Nothing causes more fear, hesitation and deep thought than the challenge of pairing food with wine. The simple answer: don’t think so much. First learn a few simple concepts and then let your imagination introduce you to new tastes and sensations. Pairing should be initially approached with common sense. Start off simple but never be afraid to experiment.
Foods have different weights in terms of taste. A sirloin steak is heavier than a boiled shrimp. The weight is determined by factors like fat content and method of cooking. A steak cooked over an open fire will taste heavier than a steak fried in a pan. Likewise wines have weights as well. A wine made from Cabernet Sauvignon is heavier than wine made from Pinot Noir. Thus when eating a barbecued steak the Cabernet Sauvignon will probably be the better choice.

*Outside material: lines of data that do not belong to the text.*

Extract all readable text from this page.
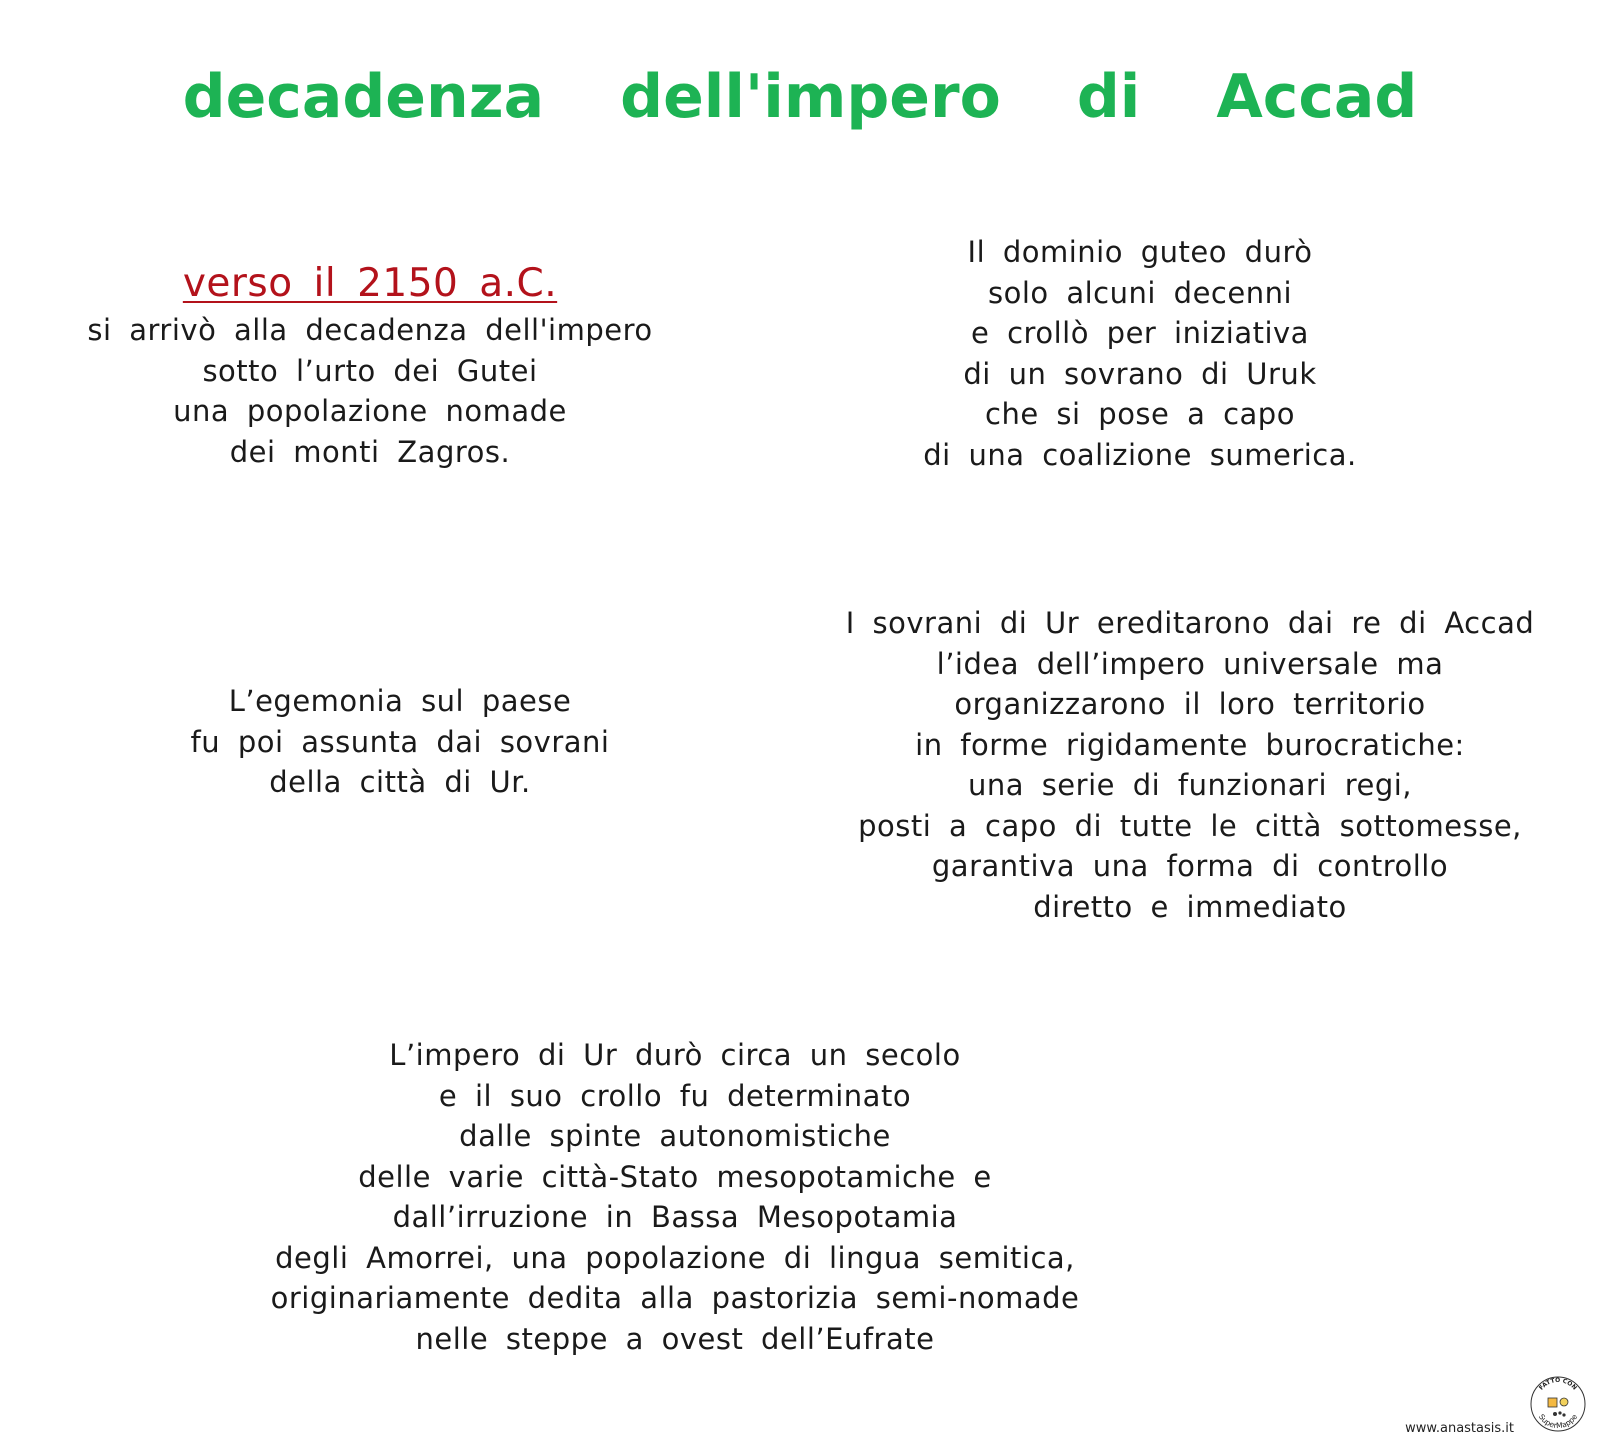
decadenza dell'impero di Accad
verso il 2150 a.C.
si arrivò alla decadenza dell'impero
sotto l’urto dei Gutei
una popolazione nomade
dei monti Zagros.
Il dominio guteo durò
solo alcuni decenni
e crollò per iniziativa
di un sovrano di Uruk
che si pose a capo
di una coalizione sumerica.
L’egemonia sul paese
fu poi assunta dai sovrani
della città di Ur.
I sovrani di Ur ereditarono dai re di Accad
l’idea dell’impero universale ma
organizzarono il loro territorio
in forme rigidamente burocratiche:
una serie di funzionari regi,
posti a capo di tutte le città sottomesse,
garantiva una forma di controllo
diretto e immediato
L’impero di Ur durò circa un secolo
e il suo crollo fu determinato
dalle spinte autonomistiche
delle varie città-Stato mesopotamiche e
dall’irruzione in Bassa Mesopotamia
degli Amorrei, una popolazione di lingua semitica,
originariamente dedita alla pastorizia semi-nomade
nelle steppe a ovest dell’Eufrate
www.anastasis.it
FATTO CON
SuperMappe
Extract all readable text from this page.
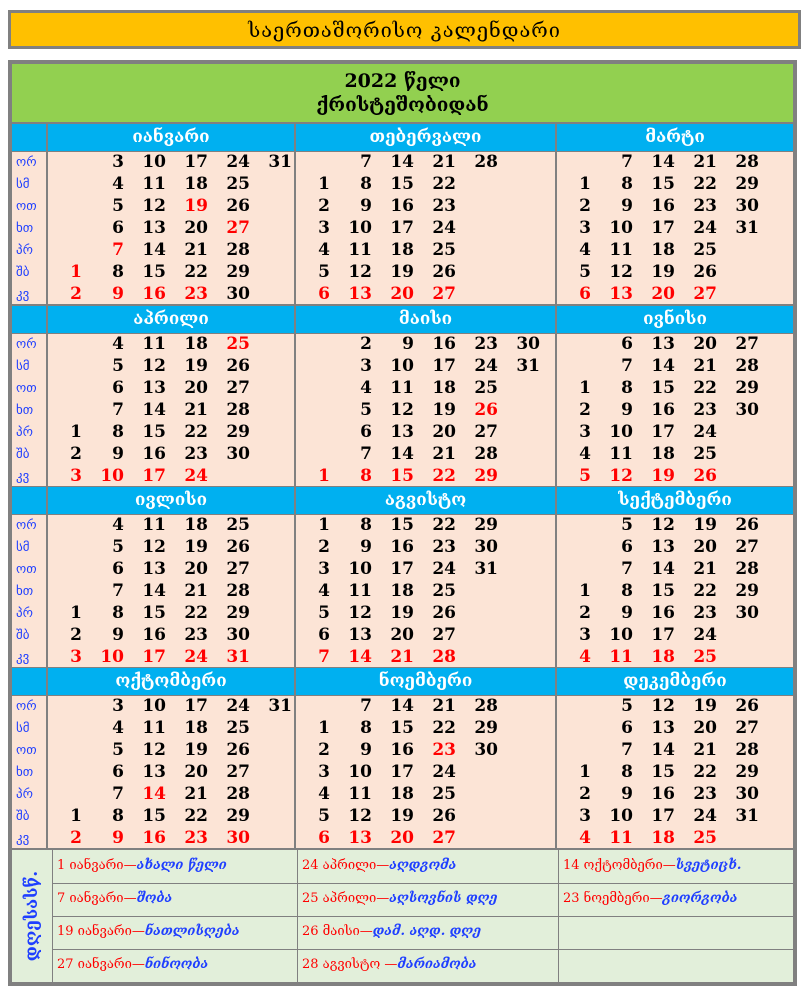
საერთაშორისო კალენდარი
2022 წელი
ქრისტეშობიდან
ორ
სმ
ოთ
ხთ
პრ
შბ
კვ
იანვარი
1
2
3
4
5
6
7
8
9
10
11
12
13
14
15
16
17
18
19
20
21
22
23
24
25
26
27
28
29
30
31
თებერვალი
1
2
3
4
5
6
7
8
9
10
11
12
13
14
15
16
17
18
19
20
21
22
23
24
25
26
27
28
მარტი
1
2
3
4
5
6
7
8
9
10
11
12
13
14
15
16
17
18
19
20
21
22
23
24
25
26
27
28
29
30
31
ორ
სმ
ოთ
ხთ
პრ
შბ
კვ
აპრილი
1
2
3
4
5
6
7
8
9
10
11
12
13
14
15
16
17
18
19
20
21
22
23
24
25
26
27
28
29
30
მაისი
1
2
3
4
5
6
7
8
9
10
11
12
13
14
15
16
17
18
19
20
21
22
23
24
25
26
27
28
29
30
31
ივნისი
1
2
3
4
5
6
7
8
9
10
11
12
13
14
15
16
17
18
19
20
21
22
23
24
25
26
27
28
29
30
ორ
სმ
ოთ
ხთ
პრ
შბ
კვ
ივლისი
1
2
3
4
5
6
7
8
9
10
11
12
13
14
15
16
17
18
19
20
21
22
23
24
25
26
27
28
29
30
31
აგვისტო
1
2
3
4
5
6
7
8
9
10
11
12
13
14
15
16
17
18
19
20
21
22
23
24
25
26
27
28
29
30
31
სექტემბერი
1
2
3
4
5
6
7
8
9
10
11
12
13
14
15
16
17
18
19
20
21
22
23
24
25
26
27
28
29
30
ორ
სმ
ოთ
ხთ
პრ
შბ
კვ
ოქტომბერი
1
2
3
4
5
6
7
8
9
10
11
12
13
14
15
16
17
18
19
20
21
22
23
24
25
26
27
28
29
30
31
ნოემბერი
1
2
3
4
5
6
7
8
9
10
11
12
13
14
15
16
17
18
19
20
21
22
23
24
25
26
27
28
29
30
დეკემბერი
1
2
3
4
5
6
7
8
9
10
11
12
13
14
15
16
17
18
19
20
21
22
23
24
25
26
27
28
29
30
31
დღესასწ.
1 იანვარი—ახალი წელი
7 იანვარი—შობა
19 იანვარი—ნათლისღება
27 იანვარი—ნინოობა
24 აპრილი—აღდგომა
25 აპრილი—აღსოვნის დღე
26 მაისი—დამ. აღდ. დღე
28 აგვისტო —მარიამობა
14 ოქტომბერი—სვეტიცხ.
23 ნოემბერი—გიორგობა
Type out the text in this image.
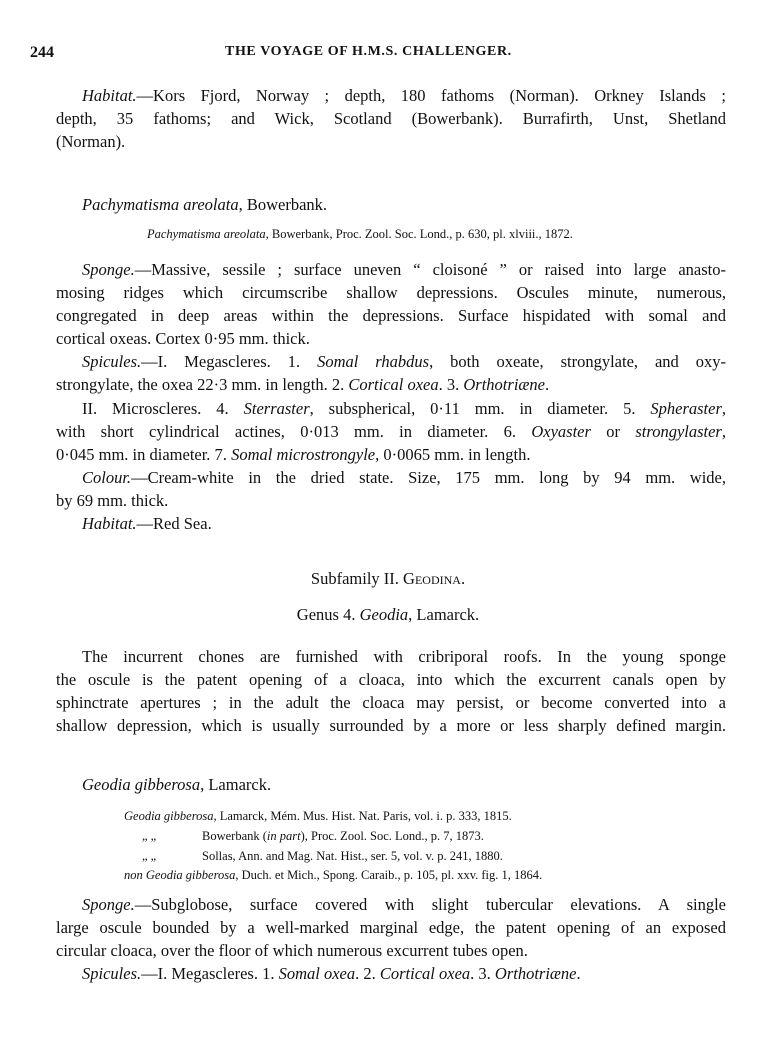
244	THE VOYAGE OF H.M.S. CHALLENGER.
Habitat.—Kors Fjord, Norway ; depth, 180 fathoms (Norman). Orkney Islands ;
depth, 35 fathoms; and Wick, Scotland (Bowerbank). Burrafirth, Unst, Shetland
(Norman).
Pachymatisma areolata, Bowerbank.
Pachymatisma areolata, Bowerbank, Proc. Zool. Soc. Lond., p. 630, pl. xlviii., 1872.
Sponge.—Massive, sessile ; surface uneven “ cloisoné ” or raised into large anasto-
mosing ridges which circumscribe shallow depressions. Oscules minute, numerous,
congregated in deep areas within the depressions. Surface hispidated with somal and
cortical oxeas. Cortex 0·95 mm. thick.
Spicules.—I. Megascleres. 1. Somal rhabdus, both oxeate, strongylate, and oxy-
strongylate, the oxea 22·3 mm. in length. 2. Cortical oxea. 3. Orthotriæne.
II. Microscleres. 4. Sterraster, subspherical, 0·11 mm. in diameter. 5. Spheraster,
with short cylindrical actines, 0·013 mm. in diameter. 6. Oxyaster or strongylaster,
0·045 mm. in diameter. 7. Somal microstrongyle, 0·0065 mm. in length.
Colour.—Cream-white in the dried state. Size, 175 mm. long by 94 mm. wide,
by 69 mm. thick.
Habitat.—Red Sea.
Subfamily II. Geodina.
Genus 4. Geodia, Lamarck.
The incurrent chones are furnished with cribriporal roofs. In the young sponge
the oscule is the patent opening of a cloaca, into which the excurrent canals open by
sphinctrate apertures ; in the adult the cloaca may persist, or become converted into a
shallow depression, which is usually surrounded by a more or less sharply defined margin.
Geodia gibberosa, Lamarck.
Geodia gibberosa, Lamarck, Mém. Mus. Hist. Nat. Paris, vol. i. p. 333, 1815.
„ „	Bowerbank (in part), Proc. Zool. Soc. Lond., p. 7, 1873.
„ „	Sollas, Ann. and Mag. Nat. Hist., ser. 5, vol. v. p. 241, 1880.
non Geodia gibberosa, Duch. et Mich., Spong. Caraib., p. 105, pl. xxv. fig. 1, 1864.
Sponge.—Subglobose, surface covered with slight tubercular elevations. A single
large oscule bounded by a well-marked marginal edge, the patent opening of an exposed
circular cloaca, over the floor of which numerous excurrent tubes open.
Spicules.—I. Megascleres. 1. Somal oxea. 2. Cortical oxea. 3. Orthotriæne.
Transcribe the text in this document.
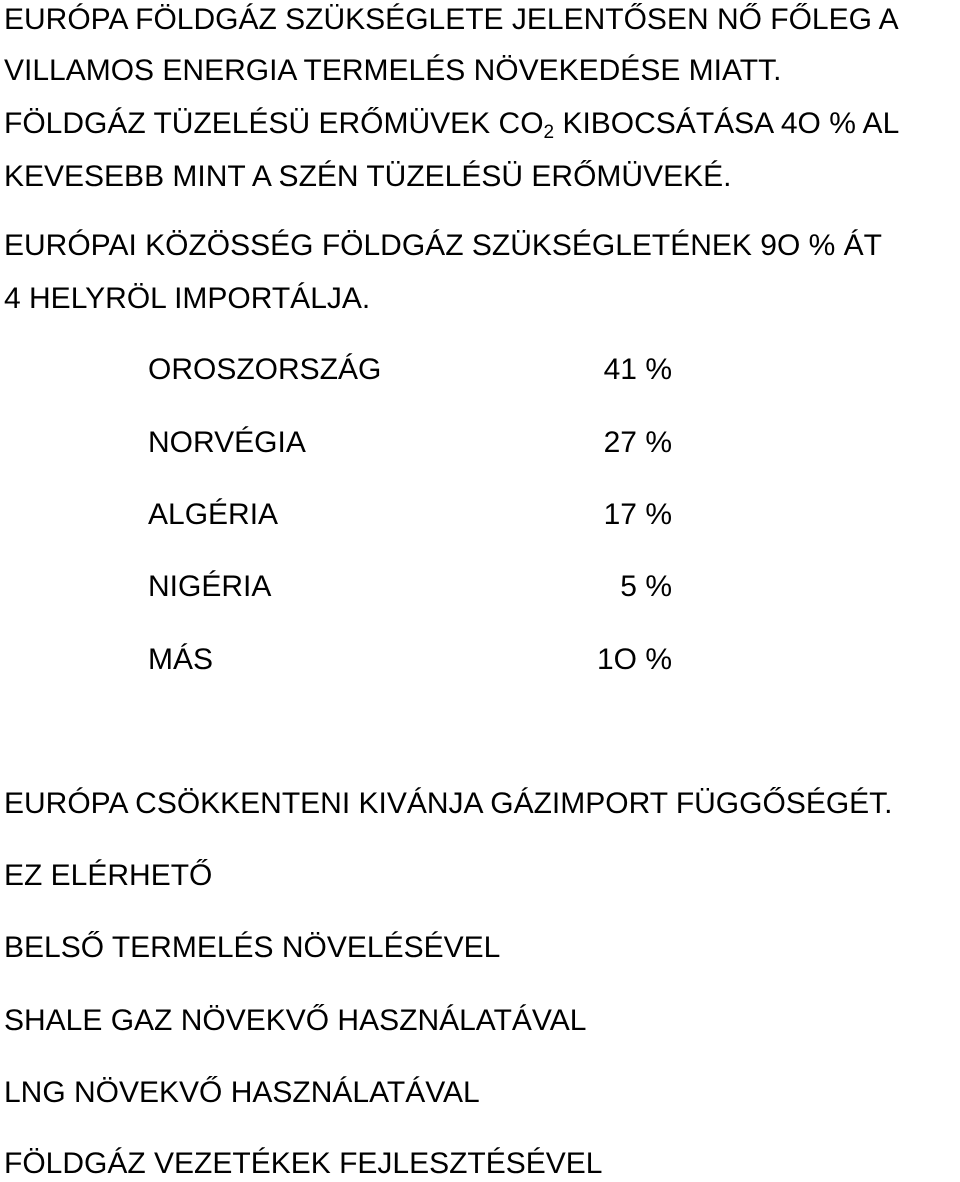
EURÓPA FÖLDGÁZ SZÜKSÉGLETE JELENTŐSEN NŐ FŐLEG A
VILLAMOS ENERGIA TERMELÉS NÖVEKEDÉSE MIATT.
FÖLDGÁZ TÜZELÉSÜ ERŐMÜVEK CO2 KIBOCSÁTÁSA 4O % AL
KEVESEBB MINT A SZÉN TÜZELÉSÜ ERŐMÜVEKÉ.
EURÓPAI KÖZÖSSÉG FÖLDGÁZ SZÜKSÉGLETÉNEK 9O % ÁT
4 HELYRÖL IMPORTÁLJA.
OROSZORSZÁG	41 %
NORVÉGIA	27 %
ALGÉRIA	17 %
NIGÉRIA	5 %
MÁS	1O %
EURÓPA CSÖKKENTENI KIVÁNJA GÁZIMPORT FÜGGŐSÉGÉT.
EZ ELÉRHETŐ
BELSŐ TERMELÉS NÖVELÉSÉVEL
SHALE GAZ NÖVEKVŐ HASZNÁLATÁVAL
LNG NÖVEKVŐ HASZNÁLATÁVAL
FÖLDGÁZ VEZETÉKEK FEJLESZTÉSÉVEL
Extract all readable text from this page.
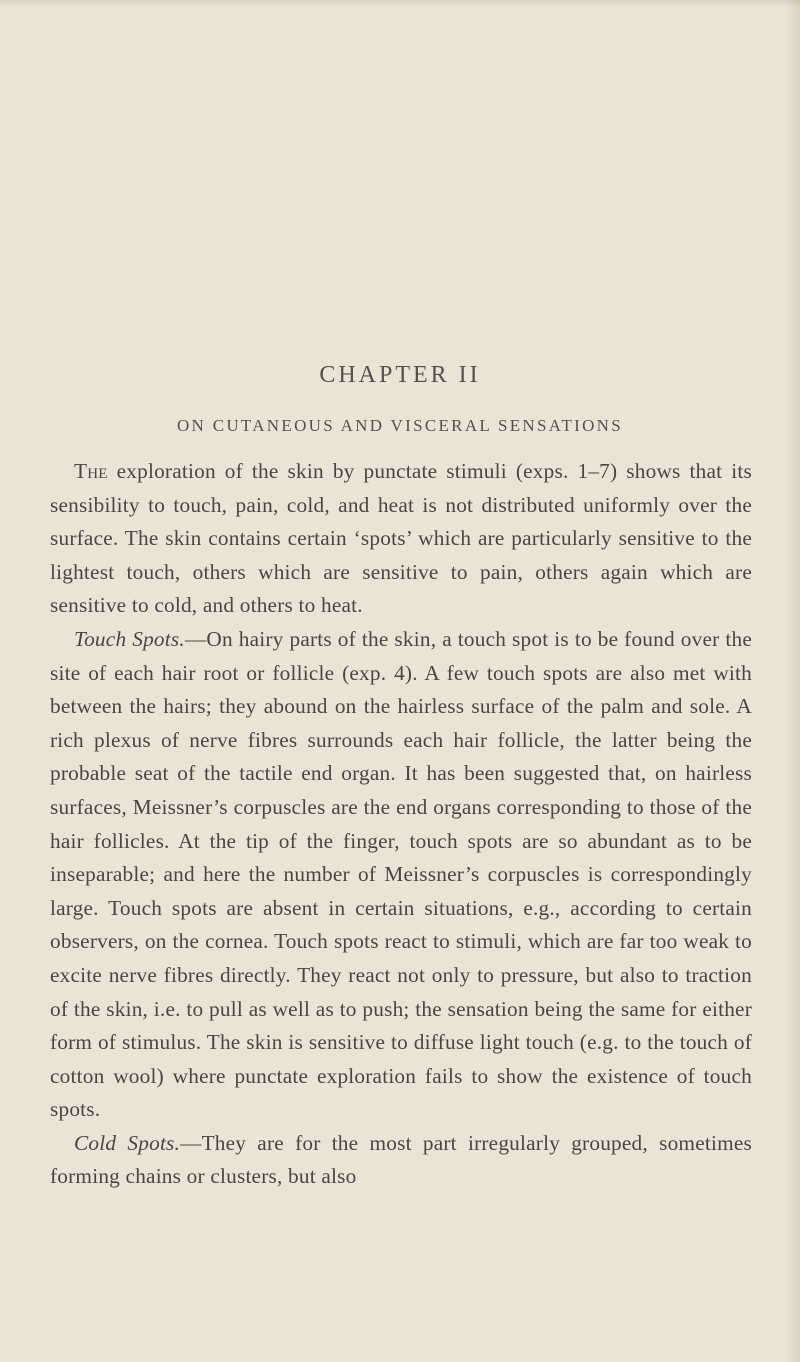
CHAPTER II
ON CUTANEOUS AND VISCERAL SENSATIONS

The exploration of the skin by punctate stimuli (exps. 1–7) shows that its sensibility to touch, pain, cold, and heat is not distributed uniformly over the surface. The skin contains certain ‘spots’ which are particularly sensitive to the lightest touch, others which are sensitive to pain, others again which are sensitive to cold, and others to heat.

Touch Spots.—On hairy parts of the skin, a touch spot is to be found over the site of each hair root or follicle (exp. 4). A few touch spots are also met with between the hairs; they abound on the hairless surface of the palm and sole. A rich plexus of nerve fibres surrounds each hair follicle, the latter being the probable seat of the tactile end organ. It has been suggested that, on hairless surfaces, Meissner’s corpuscles are the end organs corresponding to those of the hair follicles. At the tip of the finger, touch spots are so abundant as to be inseparable; and here the number of Meissner’s corpuscles is correspondingly large. Touch spots are absent in certain situations, e.g., according to certain observers, on the cornea. Touch spots react to stimuli, which are far too weak to excite nerve fibres directly. They react not only to pressure, but also to traction of the skin, i.e. to pull as well as to push; the sensation being the same for either form of stimulus. The skin is sensitive to diffuse light touch (e.g. to the touch of cotton wool) where punctate exploration fails to show the existence of touch spots.

Cold Spots.—They are for the most part irregularly grouped, sometimes forming chains or clusters, but also
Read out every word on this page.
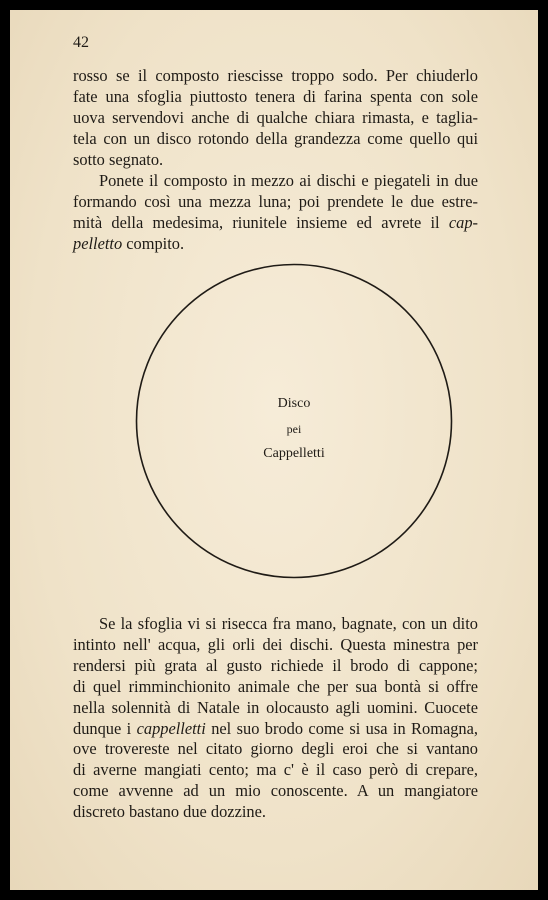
42
rosso se il composto riescisse troppo sodo. Per chiuderlo
fate una sfoglia piuttosto tenera di farina spenta con sole
uova servendovi anche di qualche chiara rimasta, e taglia-
tela con un disco rotondo della grandezza come quello qui
sotto segnato.
Ponete il composto in mezzo ai dischi e piegateli in due
formando così una mezza luna; poi prendete le due estre-
mità della medesima, riunitele insieme ed avrete il cap-
pelletto compito.
Disco
pei
Cappelletti
Se la sfoglia vi si risecca fra mano, bagnate, con un dito
intinto nell' acqua, gli orli dei dischi. Questa minestra per
rendersi più grata al gusto richiede il brodo di cappone;
di quel rimminchionito animale che per sua bontà si offre
nella solennità di Natale in olocausto agli uomini. Cuocete
dunque i cappelletti nel suo brodo come si usa in Romagna,
ove trovereste nel citato giorno degli eroi che si vantano
di averne mangiati cento; ma c' è il caso però di crepare,
come avvenne ad un mio conoscente. A un mangiatore
discreto bastano due dozzine.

The old rule of white with fish and red with meat is being continually tested in modern cooking. Grilled salmon is frequently served with Pinot Noir as are tuna and swordfish. There are even those who swear by sushi and Burgundy but surely that is for advanced palates. Often the fat of heavier foods will tone down the high tannins found in the heavier wines, thus providing a pleasant combination.
Sugar content is another consideration. For a dish high in sugar it’s usually better to serve a slightly sweet wine. This is why German Riesling, which is often somewhat sweet or off-dry, does so well with the sweeter Asian cuisine. Actually German Riesling does well with anything on the sugary side. A classic dish to serve it with is pork chops and apple sauce. The rule of thumb when serving sweet foods is to never serve a wine with less sugar than the food. This prevents the food from obscuring the wine with cloying sugars.
How much acid the food contains should always be kept in mind. Sautéed shrimp in lemon butter has a lot of acidity and so the wine should also contain enough acidity to match the food. Wines like Sauvignon Blanc or Pinot Grigio will always perform well in high acid situations.
There are some foods that plain don’t go with wine. Any vinegar with the exception of aged balsamic will kill a wine on contact. Artichokes are perhaps the greatest challenge for pairing. They have the ability to make any wine taste metallic and really should be avoided, perhaps a high acid white can make a passable match but it’s really more of a compromise than a pairing.
Again, no absolutes exist in the world of food and wine. Once the basics are mastered a whole spectrum of taste awaits. Many of the greatest pairings happen by accident, though you will find yourself going back to certain combinations, like Cabernet Sauvignon and beef or Bordeaux and lamb, again and again. Some things probably shouldn’t be tampered but never be afraid to try. A magical thing can happen when the sum of two parts somehow becomes greater than the whole. Wine has the ability to unlock flavors you never thought existed just as food has the power to turn an everyday un-exciting wine into a lip-smacking good drink.